Eine wirksame Raumplanung bedeutet für André Welti, dass man den verschiedenen Bedürfnissen, die an den Raum gestellt werden, einigermassen gerecht werden kann – Bedürfnissen der Menschen, aber auch Bedürfnissen der Natur. «Dazu müssen wir diese beiden Welten trennen», sagt er. «Wo der Mensch ist, hat anderes meistens keinen Platz mehr. Wir treten derart dominant auf, dass alles andere um uns herum verschwindet. Den Menschen von gewissen Dingen fernzuhalten und der Natur und Mitwelt weiterhin Platz zu geben, ist eine ethische und in der Schweiz wahrscheinlich die wichtigste Aufgabe.

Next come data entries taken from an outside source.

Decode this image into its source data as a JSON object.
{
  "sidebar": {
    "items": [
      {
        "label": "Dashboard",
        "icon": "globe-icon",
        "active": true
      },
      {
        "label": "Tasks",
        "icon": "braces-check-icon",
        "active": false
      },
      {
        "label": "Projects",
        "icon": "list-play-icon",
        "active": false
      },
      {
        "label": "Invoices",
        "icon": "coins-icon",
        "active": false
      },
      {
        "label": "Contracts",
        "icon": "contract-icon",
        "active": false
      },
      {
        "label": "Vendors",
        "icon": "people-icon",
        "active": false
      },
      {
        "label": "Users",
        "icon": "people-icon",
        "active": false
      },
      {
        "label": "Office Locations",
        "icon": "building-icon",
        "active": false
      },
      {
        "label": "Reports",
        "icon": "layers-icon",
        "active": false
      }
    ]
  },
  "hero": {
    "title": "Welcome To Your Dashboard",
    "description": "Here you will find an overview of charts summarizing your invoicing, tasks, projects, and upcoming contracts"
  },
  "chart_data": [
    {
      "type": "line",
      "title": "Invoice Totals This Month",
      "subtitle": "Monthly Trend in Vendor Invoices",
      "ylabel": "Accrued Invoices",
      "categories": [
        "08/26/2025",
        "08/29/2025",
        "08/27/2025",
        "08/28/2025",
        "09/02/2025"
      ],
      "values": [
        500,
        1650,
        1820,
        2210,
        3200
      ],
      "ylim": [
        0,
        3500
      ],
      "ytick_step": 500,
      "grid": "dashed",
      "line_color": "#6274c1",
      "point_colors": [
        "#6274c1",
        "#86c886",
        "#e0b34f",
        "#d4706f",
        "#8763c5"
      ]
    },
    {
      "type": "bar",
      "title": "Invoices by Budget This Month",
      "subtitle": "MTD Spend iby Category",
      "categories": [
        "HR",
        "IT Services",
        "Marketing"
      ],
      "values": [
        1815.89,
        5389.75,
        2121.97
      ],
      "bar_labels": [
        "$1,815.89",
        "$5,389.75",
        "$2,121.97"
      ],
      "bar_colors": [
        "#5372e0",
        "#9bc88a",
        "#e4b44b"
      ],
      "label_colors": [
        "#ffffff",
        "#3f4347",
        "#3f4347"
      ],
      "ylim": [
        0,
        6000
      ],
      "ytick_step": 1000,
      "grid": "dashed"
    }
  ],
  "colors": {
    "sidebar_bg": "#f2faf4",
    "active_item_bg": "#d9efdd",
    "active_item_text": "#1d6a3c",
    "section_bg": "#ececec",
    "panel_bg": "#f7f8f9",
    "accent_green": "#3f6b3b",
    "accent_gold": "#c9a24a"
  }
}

Die Schlüsselvoraussetzung ist ein materiell zurückhaltender Lebensstil und eine tiefe Bevölkerungsdichte.»

Pragmatismus
Oft versucht man den grossen Bogen zu schlagen und scheitert damit. Welti versucht einen pragmatischeren Ansatz. «Wir müssen einfache Massnahmen treffen – beispielsweise Gemeindefusionen. Unsere teils winzigen Gemeinden haben alle ihre Gewerbe-, Industrie- und Dienstleistungszonen, ihren Werkhof, ihre Einfamilienhäuser, ein Gemeindehaus, ein Schulhaus und einen Bahnhof. Das gibt eine unglaubliche Vervielfachung der Infrastruktur, die immer zu Lasten des Raums geht», sagt Welti. In räumlich grossen Gemeinden stehe es um die Raumplanung meistens besser, denn sie könnten stärker durchdachte Lösungen erarbeiten.

Verdichtungen
«Auch Verdichtung ist gut, an gewissen Orten sogar sehr gut», sagt Welti. Es müsse aber auch einen wirtschaftlichen Anreiz dafür geben. Ältere Häuser haben oft einen ansehnlichen Umschwung, den man sich früher gut leisten konnte und der Teil der Lebensqualität war. An guten Lagen ist dieser Raum viel Geld wert. Reisst man ein solches Gebäude ab und baut dort ein neues Haus mit fünf Wohneinheiten, ist der wirtschaftliche Anreiz sehr gross. «Das kann unter Umständen gut sein. Man muss allerdings aufpassen, dass man alte und gewachsene Strukturen und schöne Bausubstanzen nicht zerstört, was die Lebensqualität stark reduziert», sagt Welti. «Fahre ich jedoch mit dem Zug von Zürich nach Bern, sehe ich oft eine Masse an Einfamilienhäusern, nahe beieinander und doch immer mit Land rundherum. Dieser Wohnungs- und Siedlungspolitik würde eine Verdichtung mit einem ausgearbeiteten Raumkonzept bestimmt gut tun. Genauso für Gewerbeliegenschaften, die häufig einstöckig gebaut wurden, weil das einfacher und günstiger war. Das ist eine massive Platzverschwendung.»

Stadt und Land
Besonders in Städten kann die Gebäudehöhe viel zu einer verdichteten Siedlungsentwicklung und zur Wohnraumförderung beitragen. Dennoch wachsen Schweizer Städte selten in die Höhe. «Wir sind halt alle noch etwas landwirtschaftlich geprägt», sagt Welti dazu, «selbst unter Städtern gibt es diese grosse Sehnsucht nach Landleben. Deshalb will man auch noch einen kleinen, grünen Streifen neben dem Haus. Zwar macht man damit nichts, ausser ihn alle zwei Wochen zu mähen, aber unterbewusst vermittelt er das Gefühl, wir seien noch ein bisschen ländlich. Ich würde mehr Höhe durchaus begrüssen und verstehe die Angst davor nicht. Gerade in einer Stadt schafft Verdichtung viel Lebensqualität, urbane Qualität. Eine Stadt ohne urbanen Charakter ist keine Stadt.»

Zeit für Veränderungen
Schaffen wir es nicht, in Fragen der Raum- und Freiraumentwicklung Veränderungen umzusetzen, wird gemäss Welti eine beliebige Landschaft ohne Schwerpunkte und Charakter weiter wuchern. «Irgendwann hat das auch seelische Konsequenzen für unser Wohlbefinden», ist er überzeugt. Ob wir überhaupt noch Zeit haben, etwas zu ändern, weiss auch er nicht. «Aber wir können tun, was sich anbietet: Gemeinden und Infrastrukturen bündeln und dort verdichten, wo es Sinn macht.»